Lovely ladies, decked with smiles and flowers,
Dissolve all war and ugliness generously,
Gently repudiating suspicion, hostility,
Disarming all the cowboys’ macho powers.
Let sunshine warm where desert heat once dried.
Let kindness soothe the pain of outraged minds
And cool the excessive heat that burns and blinds.
Let understanding leave rough men satisfied.
For this is a magic, a witchcraft you yield,
Medea, Medusa, Miranda, Antigone,
Criseyde, Duessa, at times ferociously,
And Judith, and the fair witch I once met
Upon the meads, whose ring I wear within
My blood-curdled heart, and will wear when
Chariots descend to collect my fatal debt.
Lovely ladies, let the world spin away
Its grief, let conflict fire our blessed sunlight,
Let the right simplicity be ours today,
And the right words bless our witless dreams tonight.
 
3]
Jukebox Catullus Hums and Strums
 
I can’t stop playing Banquo’s ghost,
And blood runs everywhere each time I twitch,
And somewhere my corpse is bleeding in a ditch,
And you’re still indifferent to who loves you most
Despite this commitment, this dramatic dedication
Here on these boards where happy endings hide
From murdered noblemen with broken hearts inside
And no luck in erotic conversation.
May I venture an aside, though I should leave the stage?
Let no ghost be dishonored, or his staring eyes
Will plunder your heart in midnight surprise.
Enough.  The mad Queen calms the murderer’s rage.
The curtain never falls for the players in this trade;
We wait to spring the traps the poet made.
 
4]
The Right Reply for Second-Hand Fear
“Now time’s Andromeda on this rock rude…”
			--Hopkins
 
A delicate matter prevented her revenge:
Madame Alving was, at that time, at least,
(Delicious pause) Andromeda waiting for the beast,
Long-legged bait a gate to unhinge,
A passage of a champion of the stage,
Sic semper tyrannis the cry of the day,
Cooing doves flapping wings to fly away,
And the old monster’s dilapidated rage,
Bursts forth though in need of upholstery,
Roaring his regrettably wheezy roar
To remind us what monsters are onstage for,
And everyone fake-quakes, all but she,
For she smiles somewhat palely with that fire in her eyes,
And waves a hand defensively without fear,
For she knows who and what is scary here
And what is God’s truth and what the Devil’s lies.

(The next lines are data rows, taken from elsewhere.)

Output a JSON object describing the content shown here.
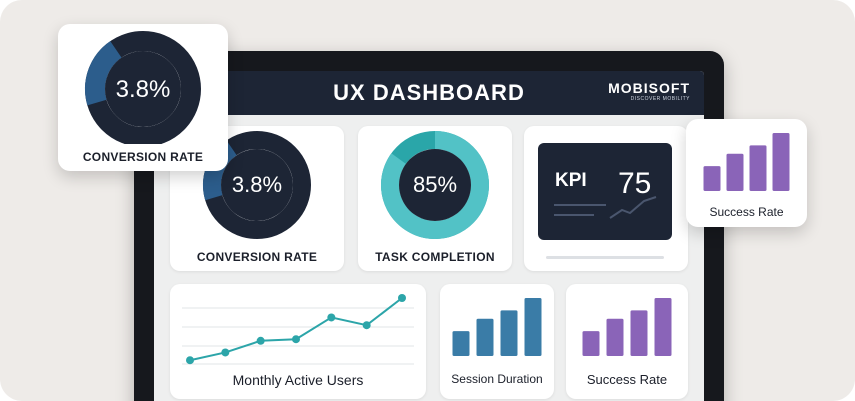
{
  "header": {
    "title": "UX DASHBOARD",
    "brand_name": "MOBISOFT",
    "brand_tagline": "DISCOVER MOBILITY"
  },
  "conversion_card": {
    "value": "3.8%",
    "label": "CONVERSION RATE",
    "fraction": 0.2
  },
  "task_card": {
    "value": "85%",
    "label": "TASK COMPLETION",
    "fraction": 0.85
  },
  "kpi_card": {
    "label": "KPI",
    "value": "75"
  },
  "mau_card": {
    "title": "Monthly Active Users",
    "points": [
      1,
      2,
      3.5,
      3.7,
      6.5,
      5.5,
      9
    ]
  },
  "session_card": {
    "title": "Session Duration",
    "bars": [
      3,
      4.5,
      5.5,
      7
    ]
  },
  "success_card": {
    "title": "Success Rate",
    "bars": [
      3,
      4.5,
      5.5,
      7
    ]
  },
  "float_conversion": {
    "value": "3.8%",
    "label": "CONVERSION RATE",
    "fraction": 0.2
  },
  "float_success": {
    "title": "Success Rate",
    "bars": [
      3,
      4.5,
      5.5,
      7
    ]
  },
  "colors": {
    "navy": "#1d2535",
    "donut_blue": "#2c5d8c",
    "teal": "#2aa6a9",
    "teal_light": "#52c2c6",
    "bar_blue": "#3a7ca7",
    "bar_purple": "#8a64b8",
    "line_teal": "#2ca5a9"
  }
}
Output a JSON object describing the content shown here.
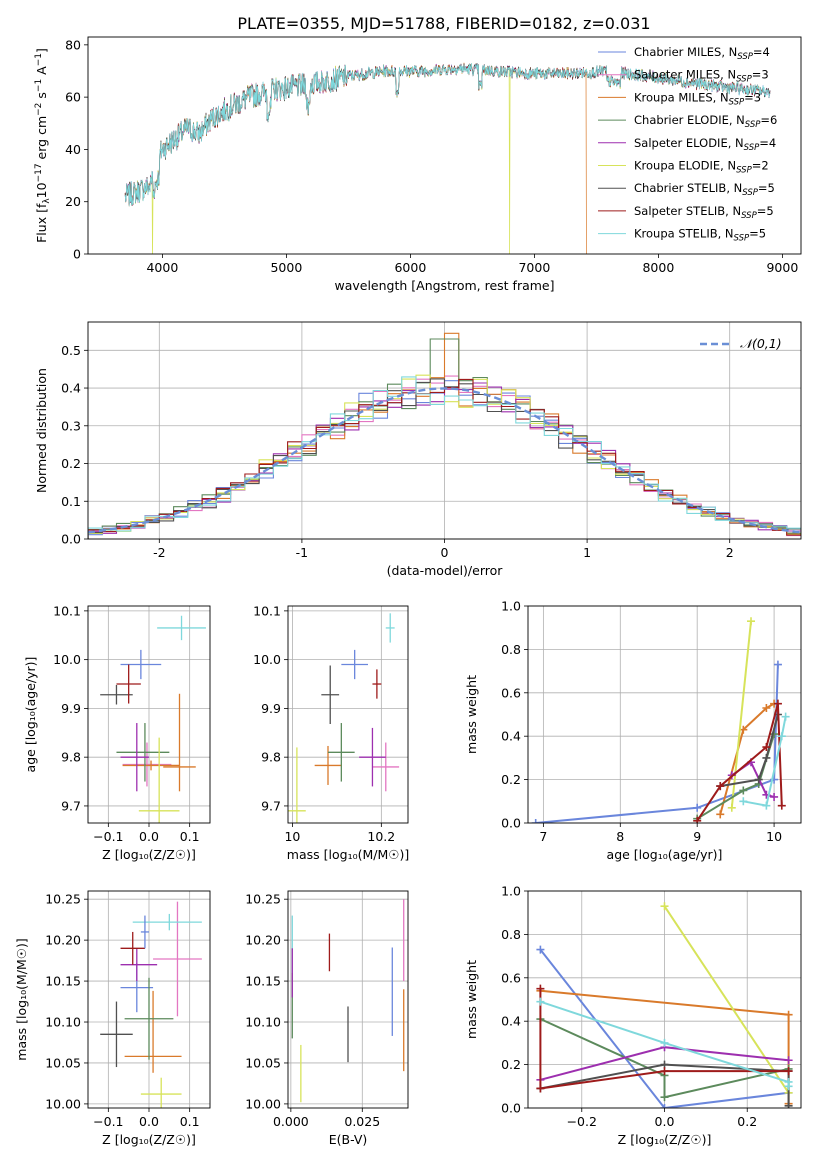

That steady fire grows, its intensity stays,
However much your maudlin monster weighs.

 

 
R. W. Haynes, Professor of English at Texas A&M International University, has published poetry in many journals in the United States and in other countries. As an academic scholar, he specializes in British Renaissance literature, and he has also taught extensively in such areas as medieval thought, Southern literature, classical poetry, and writing. Since 1992, he has offered regular graduate and undergraduate courses in Shakespeare, as well as seminars in Ibsen, Chaucer, Spenser, rhetoric, and other topics. In 2004, Haynes met Texas playwright/screenwriter Horton Foote and has since become a leading scholar of that author’s remarkable oeuvre, publishing a book on Foote’s plays in 2010 and editing a collection of essays on his works in 2016. Haynes also writes plays and fiction. In 2016, he received the SCMLA Poetry Award ($500) at the South Central Modern Language Association Conference In 2019, two collections of his poetry were published, Laredo Light (Cyberwit) and Let the Whales Escape (Finishing Line Press).